Covid-19 salgını ortaya çıktığından beri kamu kurumları ve özel şirketler çalışanlarının sağlığını korumak ve virüsün yayılmasını azaltmak için çeşitli önlemler aldılar. Bunların başında da uzaktan ve/veya kademeli çalışma sistemi getirildi.
Hem çalışanlar hem de kurumlar için büyük bir kolaylık olan bu yöntemin aslında virüs ile mücadelede ne kadar etkili olduğunu önümüzdeki zamanlarda çok daha iyi anlayacağız. Buna rağmen özellikle kamu personelleriyle ilgili vatandaşlarımızın bir kısmının tepkili olduklarını biliyorum.
Tepkilerin ana kaynağında ise okullarda uzaktan eğitime geçilmesi sonrasında eğitim kurumlarına gitmeyen öğretmenler ile camilerin kapanması ve sonrasında sadece namaz vakitlerinde kısıtlı bir şekilde açılması kararıyla birlikte imamlar ve Kur’an kursu öğreticileri var.
Vatandaşlarımızın büyük çoğunluğu bu iki meslekten insanların tabir yerindeyse 'yan gelip yatarak' para kazandığını düşünüyorlar. Peki, gerçekten öyle mi?
Pandemi süreci başladığında oluşturulan Vefa Sosyal Destek Grupları içerisinde güvenlik güçlerinden sonra en çok personel hangi kurumlardandı biliyor musunuz?
Milli Eğitim ve Diyanet personeli.
Üstelik herhangi bir zorlama olmadan, görevlendirilme yapılmadan gönüllü olarak bu ekiplerde çalışan öğretmen, imam ve Kur’an kursu öğreticilerinden bir kısmı maalesef koronaya yakalanmış ve tedavi görmüştü.
Sağlık ekipleri, güvenlik güçleri gibi öğretmen ve imamlar da günlerce sevdiklerinden uzak kaldılar. Bunun ne anlama geldiğini en iyi anlayacak insanlardan birisi de benim. Çünkü annemin korona tedavisi sürecinde ben de 14 günlük karantinadaydım. Oğlum ve kızım bana sarılmak, bir kez olsun öpmek için kırk takla atıyorlardı. Benim de içim gidiyordu ama onların sağlığı için mümkün olduğu kadar birbirimizden uzak kaldık. Ben bunu geçici bir süre yaşadım ama sağlık ekiplerimiz, güvenlik güçlerimiz, Vefa ekiplerimizdeki insanlar sürekli yaşıyorlar.

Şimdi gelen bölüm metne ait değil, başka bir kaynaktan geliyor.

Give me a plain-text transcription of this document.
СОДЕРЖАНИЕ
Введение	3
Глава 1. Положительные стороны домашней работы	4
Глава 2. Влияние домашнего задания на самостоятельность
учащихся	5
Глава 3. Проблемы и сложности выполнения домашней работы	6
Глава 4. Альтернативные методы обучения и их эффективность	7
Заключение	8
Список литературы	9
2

Şimdi bir de İl Salgın Denetim Merkezi (İSDEM) çıktı. Üstelik İSDEM, Vefa Sosyal Destek Grupları gibi gönüllü de değil. Valilik bünyesinde salgın denetim faaliyetlerinin tek elden eşgüdümünü ve yönetimini sağlayan İSDEM’de kamu kurum ve kuruluşlarından, yerel yönetim ve kolluk birimleri personellerinden, okul müdürleri ve öğretmenlerden, din görevlilerinden, muhtar ve azalarından, apartman ve site yöneticileri temsilcilerinden olmak üzere farklı gruplardan temsilciler var. Şuana kadar da gayet başarılı bir şekilde hizmet ediyorlar. Hatta bir kısmı (özellikle okul müdürleri) kendi işlerini dahi aksatma pahasına milletimizin hizmetindeler.

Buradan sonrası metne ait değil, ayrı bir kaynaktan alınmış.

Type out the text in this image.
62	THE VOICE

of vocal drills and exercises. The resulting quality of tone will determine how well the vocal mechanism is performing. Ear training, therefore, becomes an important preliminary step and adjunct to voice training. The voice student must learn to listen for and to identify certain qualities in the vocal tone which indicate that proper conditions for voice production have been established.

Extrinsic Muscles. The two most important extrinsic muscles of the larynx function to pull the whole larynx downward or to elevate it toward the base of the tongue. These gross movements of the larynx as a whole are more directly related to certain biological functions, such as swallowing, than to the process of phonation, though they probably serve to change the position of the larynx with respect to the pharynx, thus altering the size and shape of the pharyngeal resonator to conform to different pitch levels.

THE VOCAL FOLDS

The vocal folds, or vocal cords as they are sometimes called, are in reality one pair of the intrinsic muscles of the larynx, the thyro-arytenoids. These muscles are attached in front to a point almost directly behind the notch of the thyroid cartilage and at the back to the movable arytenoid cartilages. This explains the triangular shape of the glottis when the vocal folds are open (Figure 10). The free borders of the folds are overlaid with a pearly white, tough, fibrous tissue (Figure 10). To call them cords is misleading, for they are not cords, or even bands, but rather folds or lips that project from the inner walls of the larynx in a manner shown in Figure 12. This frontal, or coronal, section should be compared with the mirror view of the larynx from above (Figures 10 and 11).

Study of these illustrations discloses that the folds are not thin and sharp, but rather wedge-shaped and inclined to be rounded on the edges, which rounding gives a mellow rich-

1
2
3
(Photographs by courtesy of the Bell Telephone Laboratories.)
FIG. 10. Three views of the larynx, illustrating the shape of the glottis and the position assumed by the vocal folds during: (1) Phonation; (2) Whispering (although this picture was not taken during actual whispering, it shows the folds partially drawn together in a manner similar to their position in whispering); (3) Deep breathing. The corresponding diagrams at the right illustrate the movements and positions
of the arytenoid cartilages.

Peki, hepsi böyle mi? Kesinlikle değil. Çünkü beş parmağın beşi bir değil. Elbette toplumun liderleri, önderleri dediğimiz öğretmenler ve imamlardan daha fazla beklentimiz var. Ancak iki kurumun milyonlarca personelinden bahsediyoruz. Tabii ki; yan gelip yatanlar, maaşlarının dışında (ek ders ücretleri gibi) hak etmediği ücretleri alanlar ve daha da fazlasını isteyenler olacaktır.
Bu durumdan bir hayli memnun olanlar, hiç geçmesin isteyenler, gününü gün edip ay sonunda alacağı parayı nerede değerlendireceğini, "Son model lüks araç mı alsam, yoksa ultra lüks bir eve mi yazılsam" diye düşünenler elbette var.

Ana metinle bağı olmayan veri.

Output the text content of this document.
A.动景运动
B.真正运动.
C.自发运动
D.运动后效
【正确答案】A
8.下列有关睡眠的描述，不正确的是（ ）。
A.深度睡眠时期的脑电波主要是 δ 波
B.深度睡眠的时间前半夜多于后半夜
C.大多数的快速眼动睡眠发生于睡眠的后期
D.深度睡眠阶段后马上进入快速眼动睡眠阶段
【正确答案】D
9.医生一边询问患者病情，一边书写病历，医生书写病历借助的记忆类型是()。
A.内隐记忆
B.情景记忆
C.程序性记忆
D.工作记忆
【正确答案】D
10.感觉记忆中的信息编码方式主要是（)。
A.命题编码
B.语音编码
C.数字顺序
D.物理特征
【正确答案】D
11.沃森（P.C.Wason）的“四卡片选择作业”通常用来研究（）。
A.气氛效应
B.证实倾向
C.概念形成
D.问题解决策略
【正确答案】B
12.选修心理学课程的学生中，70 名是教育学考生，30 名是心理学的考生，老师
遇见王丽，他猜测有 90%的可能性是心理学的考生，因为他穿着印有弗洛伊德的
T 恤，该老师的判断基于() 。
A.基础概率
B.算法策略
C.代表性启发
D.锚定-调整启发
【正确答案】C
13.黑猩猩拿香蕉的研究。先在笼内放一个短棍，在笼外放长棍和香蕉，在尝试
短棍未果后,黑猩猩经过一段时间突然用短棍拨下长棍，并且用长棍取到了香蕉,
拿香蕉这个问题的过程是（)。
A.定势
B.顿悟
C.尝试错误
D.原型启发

Bununla birlikte bu millet için canını dişine takan, özveriyle çalışan hatta uzaktan eğitim yapacağım derken farklı ve daha yoğun araştırmalara girerek normalden daha fazla yorulanlar var. İşte bizim muhataplarımız da onlar. Milletimize lazım olanlar da onlar. İşte onları tutup baş tacı etmeli, çeşitli ödüllerle taltif etmeli diğerleri ile aynı kefeye koymamalıyız.
Var olsun ülkesi ve milleti için helalinden para kazananlar öğretmenler ve imamlar.